Pourquoi les soldats de l'an II ont ils répondu avec enthousiasme à la mobilisation ? Parce qu'ils se battaient pour un idéal, la liberté nouvellement conquise. En revanche, une fois passé le congrès de Vienne, il ne faut plus reparler de guerre aux Français.
Vous dites que les spectacles et divertissements détournent le peuple de la guerre. Mais l'inverse est vrai aussi. Les années folles, puis Salut les copains sont des réactions aux deux dernières guerres. Il y a donc interaction entre les deux phénomènes.
À la rigueur, on pourrait voir un lien entre le développement des spectacles dans l'Antiquité romaine, où le peuple se repaît des jeux du cirque, du stade, des courses de chars, de théâtre, alors que le citoyen est de moins en moins présent dans l'armée. Alors que le citoyen romain du début est avant tout un paysan-soldat. Mais il y a peut-être plusieurs facteurs. Ce serait plutôt l'abondance des richesses et du confort, obtenue d'ailleurs grâce à la guerre et aux conquêtes qui détournent le citoyen de ses obligations civiques. D'ailleurs, les penseurs contemporains le ressassent constamment. La richesse ramollit les mœurs. S'ajoutent des problèmes économiques et démographiques. Les provinces conquises inondent le marché de produits bon marché, le chômage de masse frappe Rome, le citoyen romain désoeuvré ne fait plus d'enfants, il se fait distribuer son denier quotidien pour aller au cirque et aux bains, du pain et des jeux...

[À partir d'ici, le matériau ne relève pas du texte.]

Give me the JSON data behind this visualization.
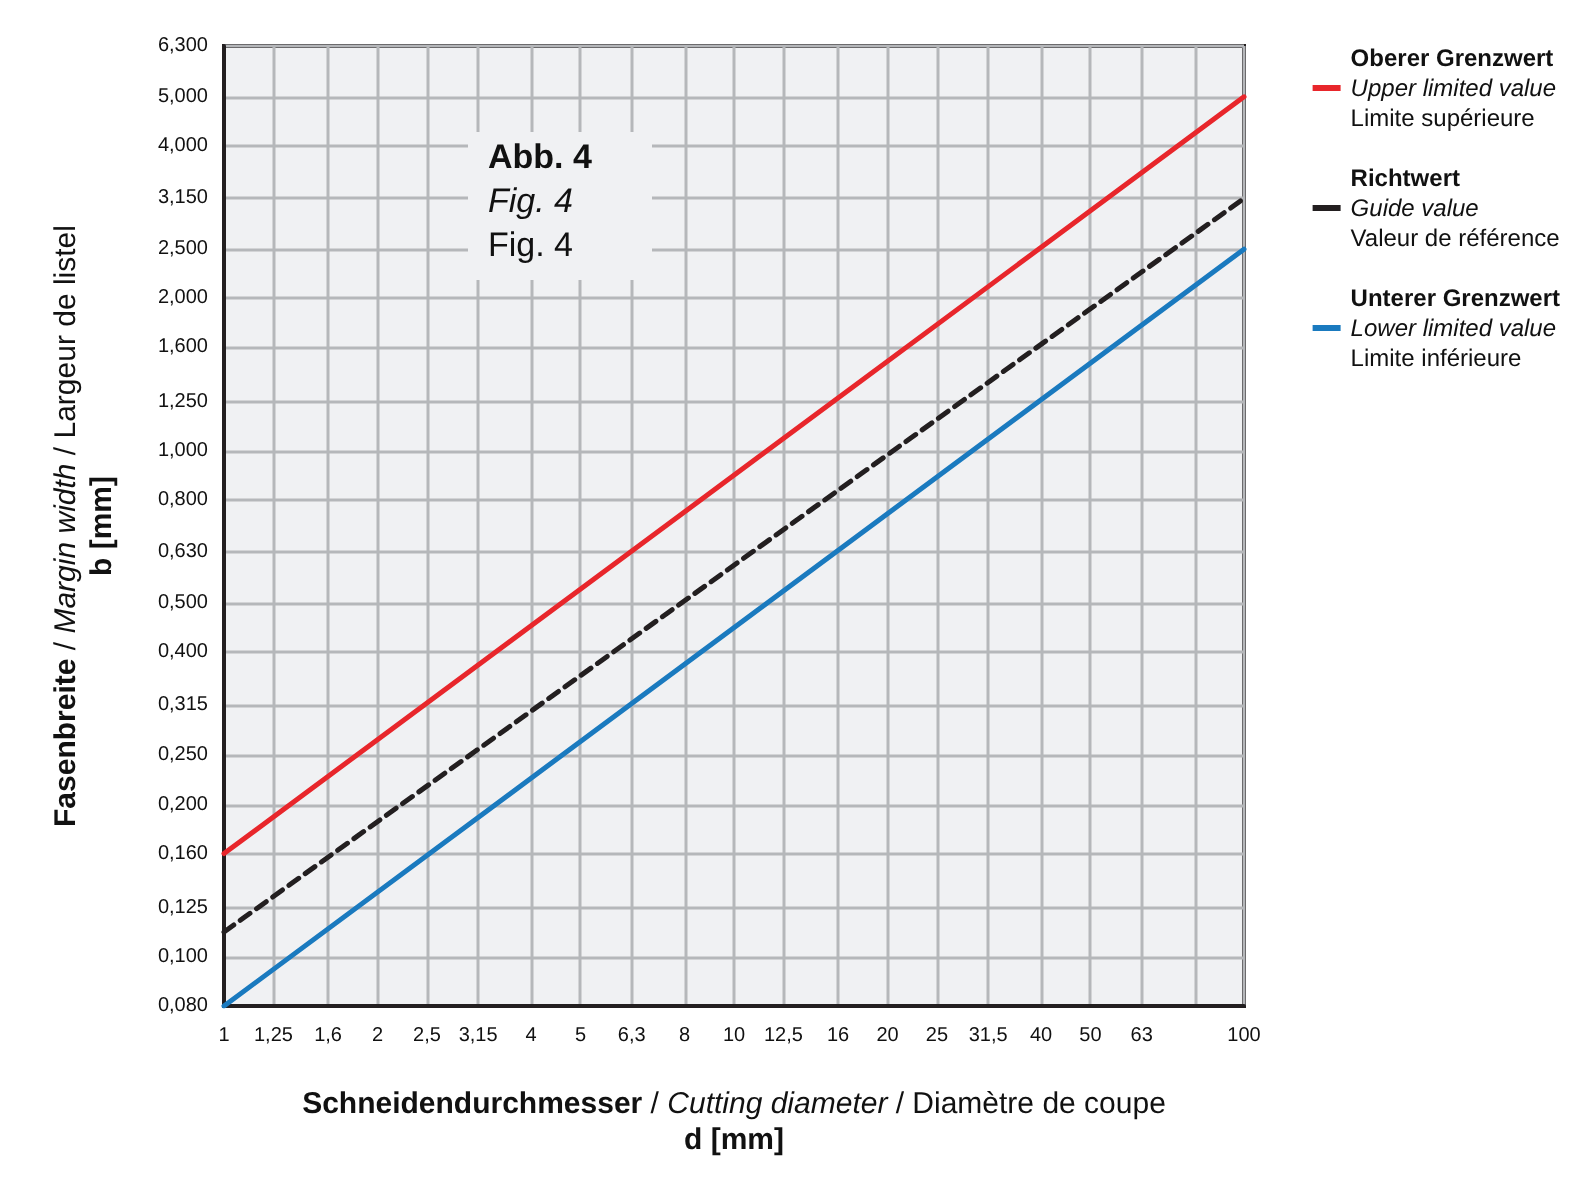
{
  "chart_data": {
    "type": "line",
    "xlabel": "Schneidendurchmesser / Cutting diameter / Diamètre de coupe\nd [mm]",
    "ylabel": "Fasenbreite / Margin width / Largeur de listel\nb [mm]",
    "annotations": [
      "Abb. 4",
      "Fig. 4",
      "Fig. 4"
    ],
    "log": "xy",
    "grid": true,
    "legend": "right",
    "marker": "none",
    "xlim": [
      1,
      100
    ],
    "ylim": [
      0.08,
      6.3
    ],
    "xticks": [
      1,
      {
        "value": 1.25,
        "label": "1,25"
      },
      {
        "value": 1.6,
        "label": "1,6"
      },
      2,
      {
        "value": 2.5,
        "label": "2,5"
      },
      {
        "value": 3.15,
        "label": "3,15"
      },
      4,
      5,
      {
        "value": 6.3,
        "label": "6,3"
      },
      8,
      10,
      {
        "value": 12.5,
        "label": "12,5"
      },
      16,
      20,
      25,
      {
        "value": 31.5,
        "label": "31,5"
      },
      40,
      50,
      63,
      {
        "value": 80,
        "label": null
      },
      100
    ],
    "yticks": [
      {
        "value": 0.08,
        "label": "0,080"
      },
      {
        "value": 0.1,
        "label": "0,100"
      },
      {
        "value": 0.125,
        "label": "0,125"
      },
      {
        "value": 0.16,
        "label": "0,160"
      },
      {
        "value": 0.2,
        "label": "0,200"
      },
      {
        "value": 0.25,
        "label": "0,250"
      },
      {
        "value": 0.315,
        "label": "0,315"
      },
      {
        "value": 0.4,
        "label": "0,400"
      },
      {
        "value": 0.5,
        "label": "0,500"
      },
      {
        "value": 0.63,
        "label": "0,630"
      },
      {
        "value": 0.8,
        "label": "0,800"
      },
      {
        "value": 1,
        "label": "1,000"
      },
      {
        "value": 1.25,
        "label": "1,250"
      },
      {
        "value": 1.6,
        "label": "1,600"
      },
      {
        "value": 2,
        "label": "2,000"
      },
      {
        "value": 2.5,
        "label": "2,500"
      },
      {
        "value": 3.15,
        "label": "3,150"
      },
      {
        "value": 4,
        "label": "4,000"
      },
      {
        "value": 5,
        "label": "5,000"
      },
      {
        "value": 6.3,
        "label": "6,300"
      }
    ],
    "x": [
      1,
      100
    ],
    "series": [
      {
        "name": "Oberer Grenzwert\nUpper limited value\nLimite supérieure",
        "color": "#e8262b",
        "values": [
          0.16,
          5.0
        ],
        "line_style": "solid"
      },
      {
        "name": "Richtwert\nGuide value\nValeur de référence",
        "color": "#231f20",
        "values": [
          0.112,
          3.15
        ],
        "line_style": "dashed"
      },
      {
        "name": "Unterer Grenzwert\nLower limited value\nLimite inférieure",
        "color": "#1a7abf",
        "values": [
          0.08,
          2.5
        ],
        "line_style": "solid"
      }
    ]
  }
}
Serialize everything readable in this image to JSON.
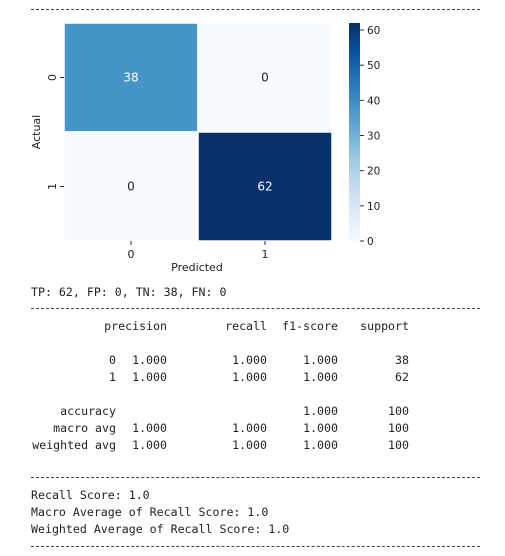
{
  "chart_data": {
    "type": "heatmap",
    "matrix": [
      [
        38,
        0
      ],
      [
        0,
        62
      ]
    ],
    "row_labels": [
      "0",
      "1"
    ],
    "col_labels": [
      "0",
      "1"
    ],
    "xlabel": "Predicted",
    "ylabel": "Actual",
    "colormap": "Blues",
    "colorbar": {
      "min": 0,
      "max": 62,
      "ticks": [
        0,
        10,
        20,
        30,
        40,
        50,
        60
      ]
    },
    "annotate": true
  },
  "summary_line": "TP: 62, FP: 0, TN: 38, FN: 0",
  "report": {
    "headers": [
      "precision",
      "recall",
      "f1-score",
      "support"
    ],
    "rows": [
      {
        "label": "0",
        "values": [
          "1.000",
          "1.000",
          "1.000",
          "38"
        ]
      },
      {
        "label": "1",
        "values": [
          "1.000",
          "1.000",
          "1.000",
          "62"
        ]
      },
      {
        "label": "accuracy",
        "values": [
          "",
          "",
          "1.000",
          "100"
        ]
      },
      {
        "label": "macro avg",
        "values": [
          "1.000",
          "1.000",
          "1.000",
          "100"
        ]
      },
      {
        "label": "weighted avg",
        "values": [
          "1.000",
          "1.000",
          "1.000",
          "100"
        ]
      }
    ]
  },
  "scores": {
    "recall": "Recall Score: 1.0",
    "macro": "Macro Average of Recall Score: 1.0",
    "weighted": "Weighted Average of Recall Score: 1.0"
  }
}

C'est une peu ce qui arrive en Occident aujourd'hui.
Mais la cause, ce serait plutôt le luxe apporté par les conquêtes et les victoires guerrières. Et ce qui motivait la guerre, c'était la conquête de ce luxe, de ce confort.
Le serpent se mort la queue, en somme. Mais si l'homme à le choix, il préfère jouir que de se battre.